More than 2 million low-income Medicare beneficiaries may face a disruption in their prescription drug coverage in January due to changes to the 2009 Medicare Part D plans.
According to a new report by the National Senior Citizens Law Center, changes to Medicare Part D will force low-income beneficiaries to switch plans or face premiums they can't afford.
As explained in the report, the Low Income Subsidy program provides premium assistance to more than 9 million low-income seniors and individuals with disabilities. Beneficiaries only receive the full subsidy benefit if they enroll in plans with premiums below an amount set by Medicare.
Because benefits are administered through private companies, premium costs change from year to year, as do the plans that are fully subsidized.
According to the NSCLC report, approximately 25 percent of subsidy recipients are enrolled in fully subsidized plans in 2008 that will not be subsidy-eligible in 2009.
These beneficiaries will need to switch plans to avoid paying a premium in 2009. Medicare will reassign 1.6 million to a new plan, but since Medicare's reassignment process doesn't consider the prescription needs of the beneficiary, the new plan may not cover their drugs.
"We are getting the word out to help beneficiaries avoid a disruption in access to their medications," said Kevin Prindiville of NSCLC. "Beneficiaries need to make sure that their 2009 plan covers the drugs they need."
Prindiville said the remaining impacted Low Income Subsidy recipients must change plans themselves to avoid the new premium costs in January.

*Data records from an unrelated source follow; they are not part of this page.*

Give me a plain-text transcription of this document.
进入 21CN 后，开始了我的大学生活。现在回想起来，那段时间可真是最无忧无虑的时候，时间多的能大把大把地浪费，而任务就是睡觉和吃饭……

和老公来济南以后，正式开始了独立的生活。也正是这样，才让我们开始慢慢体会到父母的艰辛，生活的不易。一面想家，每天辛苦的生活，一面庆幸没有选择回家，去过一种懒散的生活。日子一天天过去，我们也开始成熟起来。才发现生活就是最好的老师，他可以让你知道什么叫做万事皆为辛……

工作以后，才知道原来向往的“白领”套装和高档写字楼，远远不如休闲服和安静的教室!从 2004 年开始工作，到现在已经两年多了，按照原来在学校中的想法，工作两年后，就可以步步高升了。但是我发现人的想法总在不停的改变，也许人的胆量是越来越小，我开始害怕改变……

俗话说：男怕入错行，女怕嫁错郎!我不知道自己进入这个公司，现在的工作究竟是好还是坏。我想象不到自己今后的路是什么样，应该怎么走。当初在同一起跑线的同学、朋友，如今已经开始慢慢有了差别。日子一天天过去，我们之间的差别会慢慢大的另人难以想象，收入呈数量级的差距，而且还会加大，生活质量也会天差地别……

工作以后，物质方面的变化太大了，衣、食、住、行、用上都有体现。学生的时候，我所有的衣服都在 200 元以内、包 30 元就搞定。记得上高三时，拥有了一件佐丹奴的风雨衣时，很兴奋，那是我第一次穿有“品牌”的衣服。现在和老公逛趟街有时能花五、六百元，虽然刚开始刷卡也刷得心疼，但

But he thinks many beneficiaries will not understand the importance of changing plans.
The NSCLC report notes that plan choice under Part D is shrinking, particularly for those who benefit from the low income subsidy. LIS recipients face increasing obstacles to finding affordable plans that cover their medications.
Between 2008 and 2009, the total number of LIS plans offered decreased in all but one state. The number of LIS plans offered across all states decreased by nearly 40 percent between 2008 and 2009.

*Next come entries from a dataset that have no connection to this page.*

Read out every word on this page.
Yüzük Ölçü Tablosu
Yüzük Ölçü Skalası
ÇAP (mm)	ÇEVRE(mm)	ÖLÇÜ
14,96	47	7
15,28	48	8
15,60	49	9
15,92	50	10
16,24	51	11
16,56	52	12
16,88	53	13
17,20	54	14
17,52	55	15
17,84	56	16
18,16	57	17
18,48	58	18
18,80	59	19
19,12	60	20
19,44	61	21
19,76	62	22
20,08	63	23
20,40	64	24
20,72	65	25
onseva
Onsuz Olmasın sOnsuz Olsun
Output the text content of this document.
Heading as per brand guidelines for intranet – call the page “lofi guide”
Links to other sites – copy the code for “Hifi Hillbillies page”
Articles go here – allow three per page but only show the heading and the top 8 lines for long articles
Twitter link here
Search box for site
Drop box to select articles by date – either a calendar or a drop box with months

"2009 may find low income beneficiaries unable to access their prescription medication, paying a monthly premium that they cannot afford, or both," said Hector Javier Preciado of the Greenlining Institute.

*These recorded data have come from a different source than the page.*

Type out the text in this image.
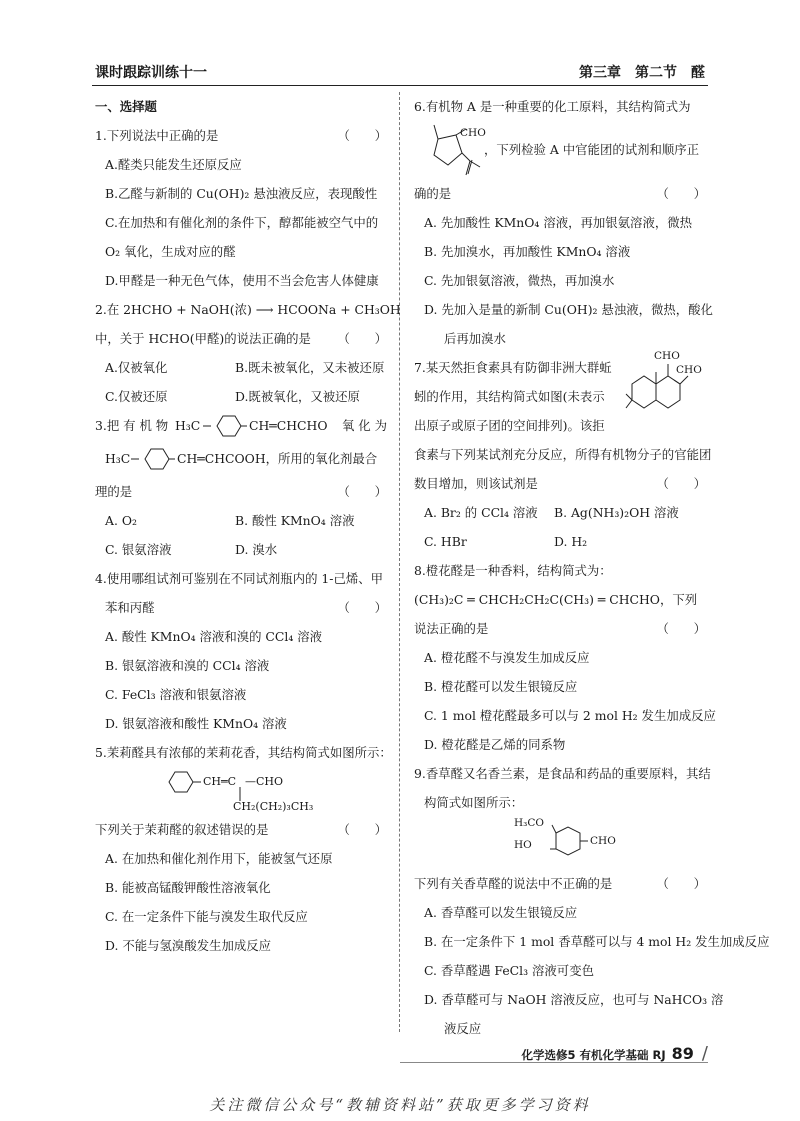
课时跟踪训练十一	第三章　第二节　醛
一、选择题
1.下列说法中正确的是	（　　）
A.醛类只能发生还原反应
B.乙醛与新制的 Cu(OH)₂ 悬浊液反应，表现酸性
C.在加热和有催化剂的条件下，醇都能被空气中的
O₂ 氧化，生成对应的醛
D.甲醛是一种无色气体，使用不当会危害人体健康
2.在 2HCHO + NaOH(浓) ⟶ HCOONa + CH₃OH
中，关于 HCHO(甲醛)的说法正确的是 （　　）
A.仅被氧化	B.既未被氧化，又未被还原
C.仅被还原	D.既被氧化，又被还原
3.把 有 机 物 H₃C	CH═CHCHO 氧 化 为
H₃C	CH═CHCOOH，所用的氧化剂最合
理的是	（　　）
A. O₂	B. 酸性 KMnO₄ 溶液
C. 银氨溶液	D. 溴水
4.使用哪组试剂可鉴别在不同试剂瓶内的 1-己烯、甲
苯和丙醛	（　　）
A. 酸性 KMnO₄ 溶液和溴的 CCl₄ 溶液
B. 银氨溶液和溴的 CCl₄ 溶液
C. FeCl₃ 溶液和银氨溶液
D. 银氨溶液和酸性 KMnO₄ 溶液
5.茉莉醛具有浓郁的茉莉花香，其结构简式如图所示：
CH═C —CHO
CH₂(CH₂)₃CH₃
下列关于茉莉醛的叙述错误的是	（　　）
A. 在加热和催化剂作用下，能被氢气还原
B. 能被高锰酸钾酸性溶液氧化
C. 在一定条件下能与溴发生取代反应
D. 不能与氢溴酸发生加成反应
6.有机物 A 是一种重要的化工原料，其结构简式为
CHO
，下列检验 A 中官能团的试剂和顺序正
确的是	（　　）
A. 先加酸性 KMnO₄ 溶液，再加银氨溶液，微热
B. 先加溴水，再加酸性 KMnO₄ 溶液
C. 先加银氨溶液，微热，再加溴水
D. 先加入是量的新制 Cu(OH)₂ 悬浊液，微热，酸化
后再加溴水
7.某天然拒食素具有防御非洲大群蚯
蚓的作用，其结构简式如图(未表示
出原子或原子团的空间排列)。该拒
CHO
CHO
食素与下列某试剂充分反应，所得有机物分子的官能团
数目增加，则该试剂是	（　　）
A. Br₂ 的 CCl₄ 溶液 B. Ag(NH₃)₂OH 溶液
C. HBr	D. H₂
8.橙花醛是一种香料，结构简式为：
(CH₃)₂C ═ CHCH₂CH₂C(CH₃) ═ CHCHO，下列
说法正确的是	（　　）
A. 橙花醛不与溴发生加成反应
B. 橙花醛可以发生银镜反应
C. 1 mol 橙花醛最多可以与 2 mol H₂ 发生加成反应
D. 橙花醛是乙烯的同系物
9.香草醛又名香兰素，是食品和药品的重要原料，其结
构简式如图所示：
H₃CO
HO	CHO
下列有关香草醛的说法中不正确的是	（　　）
A. 香草醛可以发生银镜反应
B. 在一定条件下 1 mol 香草醛可以与 4 mol H₂ 发生加成反应
C. 香草醛遇 FeCl₃ 溶液可变色
D. 香草醛可与 NaOH 溶液反应，也可与 NaHCO₃ 溶
液反应
化学选修5 有机化学基础 RJ 89 /
关注微信公众号“教辅资料站”获取更多学习资料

The NSCLC report recommends changes to the Part D system that would reduce annual disruption to low-income beneficiaries. These recommendations include:
- Establishing a Medicare-administered Part D plan to provide enrollees the same options and choices they have in other parts of the Medicare program; and
- Improving the reassignment process so that it also takes a beneficiary's known prescription needs into account.